The compensation cost associated with employee stock option plans is

  • Expensed on the exercise date.

  • Allocated to expense over the service period.

  • Allocated to expense until exercised.

  • Expensed on the date of grant.

Explanation

Correct Answer

B) Allocated to expense over the service period.

Explanation

The compensation cost associated with employee stock options is recognized over the vesting period (the service period) as employees earn the right to exercise the options. This period is the time during which the employee must work before they have the right to exercise the options. The expense is typically spread out evenly across the vesting period.

Why other options are wrong

A) Expensed on the exercise date.

This is incorrect because the compensation expense is recognized during the vesting period, not on the exercise date. The expense is recognized when the employee earns the right to the options, not when they are exercised.

C) Allocated to expense until exercised.

This is incorrect because the expense is recognized over the vesting period, not until the options are exercised. Once vested, no further expense is recognized, even if the options are exercised later.

D) Expensed on the date of grant.

This is incorrect because the compensation expense is not recognized on the date the stock options are granted. Instead, it is allocated over the vesting period, which is typically several years after the grant date.


10.

If a company has 1,000,000 shares issued, with 200,000 shares held as treasury stock, how many shares are considered outstanding?

  • 800,000 shares

  • 1,000,000 shares

  • 200,000 shares

  • 1,200,000 shares

Explanation

Correct Answer

A. 800,000 shares

Explanation

Outstanding shares are the shares that are currently held by shareholders, excluding treasury stock (shares that the company has repurchased).
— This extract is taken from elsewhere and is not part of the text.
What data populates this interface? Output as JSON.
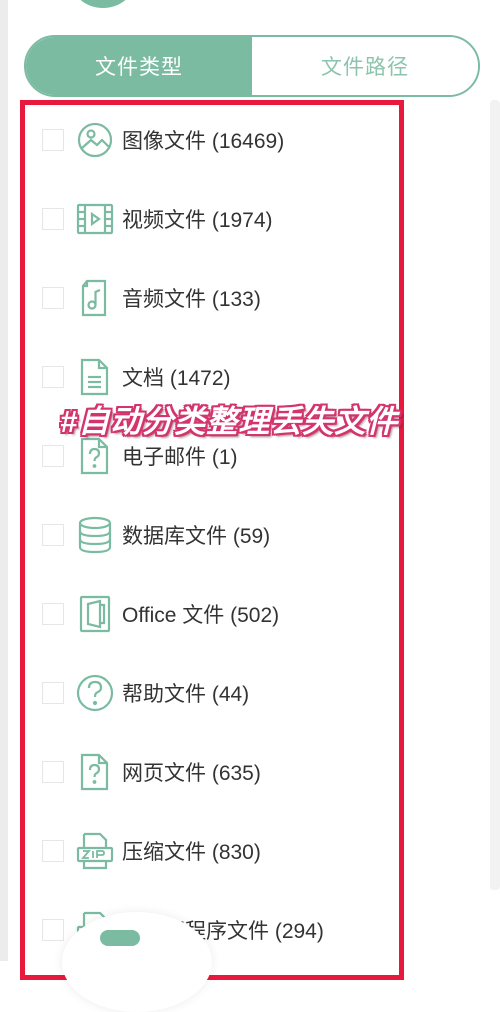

The number of outstanding shares is calculated as the total shares issued minus the treasury stock. In this case, the company has 1,000,000 shares issued and 200,000 shares held in treasury, so the number of outstanding shares is 1,000,000 - 200,000 = 800,000 shares.

Why other options are wrong

B. 1,000,000 shares

This is incorrect because the treasury stock is not considered outstanding. Treasury stock represents shares that are held by the company itself, so they are not included in the outstanding share count.

C. 200,000 shares

This is incorrect because it only represents the treasury stock, not the number of shares outstanding. Treasury stock is not part of the outstanding shares.

D. 1,200,000 shares

This is incorrect because the total number of outstanding shares cannot exceed the number of shares issued. Treasury stock must be subtracted from the total issued shares when calculating the outstanding share count.